The union believes a first step toward combating these attacks should be the prosecution of these individuals to the fullest extent of the law. Anything less sends a clear signal that the protection of bus riders and drivers is not a high priority to authorities.

“We need serious felony laws to match the violent nature of these crimes. We demand bus driver shields be installed immediately and random police patrols on buses to deter these attacks,” Nix continued.

Attacks on transit workers across North America are on the rise. A bus driver gets assaulted every three days in the U.S. In Canada, 40 percent of bus operators are assaulted on duty during the course of their careers. New York has seen a 30 percent increase this year while attacks on Philadelphia transit workers doubled from 2010 to 2011.

“Assaults like this have become far more frequent since the beginning of the recession,” said ATU International President Larry Hanley.   “People stuck in poverty will take out their frustrations on the bus driver who is seen as a rolling representative of the government, demanding increasing taxes in the form of fares for a ride.”

The ATU and Transport Workers Union have formed a committee that has been working to deal with the longstanding issue of assaults on drivers. Last spring the committee held the first-ever national conference on operator assaults in Brooklyn, NY.

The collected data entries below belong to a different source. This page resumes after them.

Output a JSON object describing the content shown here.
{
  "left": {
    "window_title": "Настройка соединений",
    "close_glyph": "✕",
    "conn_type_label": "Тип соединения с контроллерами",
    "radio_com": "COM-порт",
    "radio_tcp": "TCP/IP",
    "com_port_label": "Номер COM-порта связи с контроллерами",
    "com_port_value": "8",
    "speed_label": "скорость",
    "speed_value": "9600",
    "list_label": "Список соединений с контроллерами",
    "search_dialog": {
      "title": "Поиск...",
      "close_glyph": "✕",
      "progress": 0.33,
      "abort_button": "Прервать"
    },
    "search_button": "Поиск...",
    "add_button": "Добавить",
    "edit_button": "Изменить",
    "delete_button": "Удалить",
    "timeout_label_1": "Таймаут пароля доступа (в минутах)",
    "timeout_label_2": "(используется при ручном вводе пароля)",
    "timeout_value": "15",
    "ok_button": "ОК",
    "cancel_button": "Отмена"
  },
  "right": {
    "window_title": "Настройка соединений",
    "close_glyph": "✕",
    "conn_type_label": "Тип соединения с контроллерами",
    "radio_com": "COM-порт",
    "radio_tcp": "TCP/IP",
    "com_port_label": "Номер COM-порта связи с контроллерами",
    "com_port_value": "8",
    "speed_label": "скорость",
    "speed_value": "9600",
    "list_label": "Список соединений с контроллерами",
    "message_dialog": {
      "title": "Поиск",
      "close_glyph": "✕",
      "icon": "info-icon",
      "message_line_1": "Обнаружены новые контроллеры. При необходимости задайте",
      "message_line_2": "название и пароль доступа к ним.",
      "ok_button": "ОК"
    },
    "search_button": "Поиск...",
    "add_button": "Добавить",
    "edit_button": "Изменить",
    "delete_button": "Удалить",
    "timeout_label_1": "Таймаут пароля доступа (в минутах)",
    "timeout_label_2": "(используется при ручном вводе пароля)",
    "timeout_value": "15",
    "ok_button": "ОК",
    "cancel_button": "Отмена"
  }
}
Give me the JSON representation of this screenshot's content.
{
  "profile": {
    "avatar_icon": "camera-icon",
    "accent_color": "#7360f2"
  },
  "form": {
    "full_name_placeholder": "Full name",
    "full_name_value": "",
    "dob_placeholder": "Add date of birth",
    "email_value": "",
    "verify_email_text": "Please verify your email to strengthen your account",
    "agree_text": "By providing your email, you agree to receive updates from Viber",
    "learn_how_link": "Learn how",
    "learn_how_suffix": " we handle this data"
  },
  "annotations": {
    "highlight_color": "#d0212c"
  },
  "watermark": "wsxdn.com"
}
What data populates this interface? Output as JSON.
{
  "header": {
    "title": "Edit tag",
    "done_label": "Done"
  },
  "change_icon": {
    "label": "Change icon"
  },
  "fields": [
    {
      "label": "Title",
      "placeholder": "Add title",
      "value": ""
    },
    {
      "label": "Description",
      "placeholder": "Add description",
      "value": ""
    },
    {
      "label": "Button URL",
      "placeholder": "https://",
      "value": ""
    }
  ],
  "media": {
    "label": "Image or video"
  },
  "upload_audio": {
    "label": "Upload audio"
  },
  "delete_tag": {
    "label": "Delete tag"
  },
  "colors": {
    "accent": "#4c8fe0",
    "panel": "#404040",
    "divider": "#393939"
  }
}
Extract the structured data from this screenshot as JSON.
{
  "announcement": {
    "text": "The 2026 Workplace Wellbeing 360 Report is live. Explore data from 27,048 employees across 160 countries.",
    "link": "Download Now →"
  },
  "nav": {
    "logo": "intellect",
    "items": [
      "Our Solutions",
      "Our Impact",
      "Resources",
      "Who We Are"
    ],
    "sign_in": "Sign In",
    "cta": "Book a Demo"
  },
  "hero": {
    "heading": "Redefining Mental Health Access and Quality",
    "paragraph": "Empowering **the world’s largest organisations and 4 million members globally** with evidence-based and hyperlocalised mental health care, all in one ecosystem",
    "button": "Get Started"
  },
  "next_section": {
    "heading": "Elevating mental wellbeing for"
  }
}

“Recently a Los Angeles bus driver was shot and killed on the job, another in New Jersey was stabbed seven times. Unreported, lower profile offenses such as spitting and verbal abuse are becoming part of the job,” Hanley continued. “This epidemic of violence against transit workers must be stopped now.”

 

About the ATU

The Amalgamated Transit Union is the largest labor organization representing transit workers in the United States and Canada. Founded in 1892, the ATU today is comprised of over 190,000 members in 264 local unions spread across 44 states and nine provinces, including 3,000 workers at Greyhound Lines, Inc. Composed of bus drivers, light rail operators, maintenance and clerical personnel and other transit and municipal employees, the ATU works to promote transit issues and fights for the interests of its hard-working members.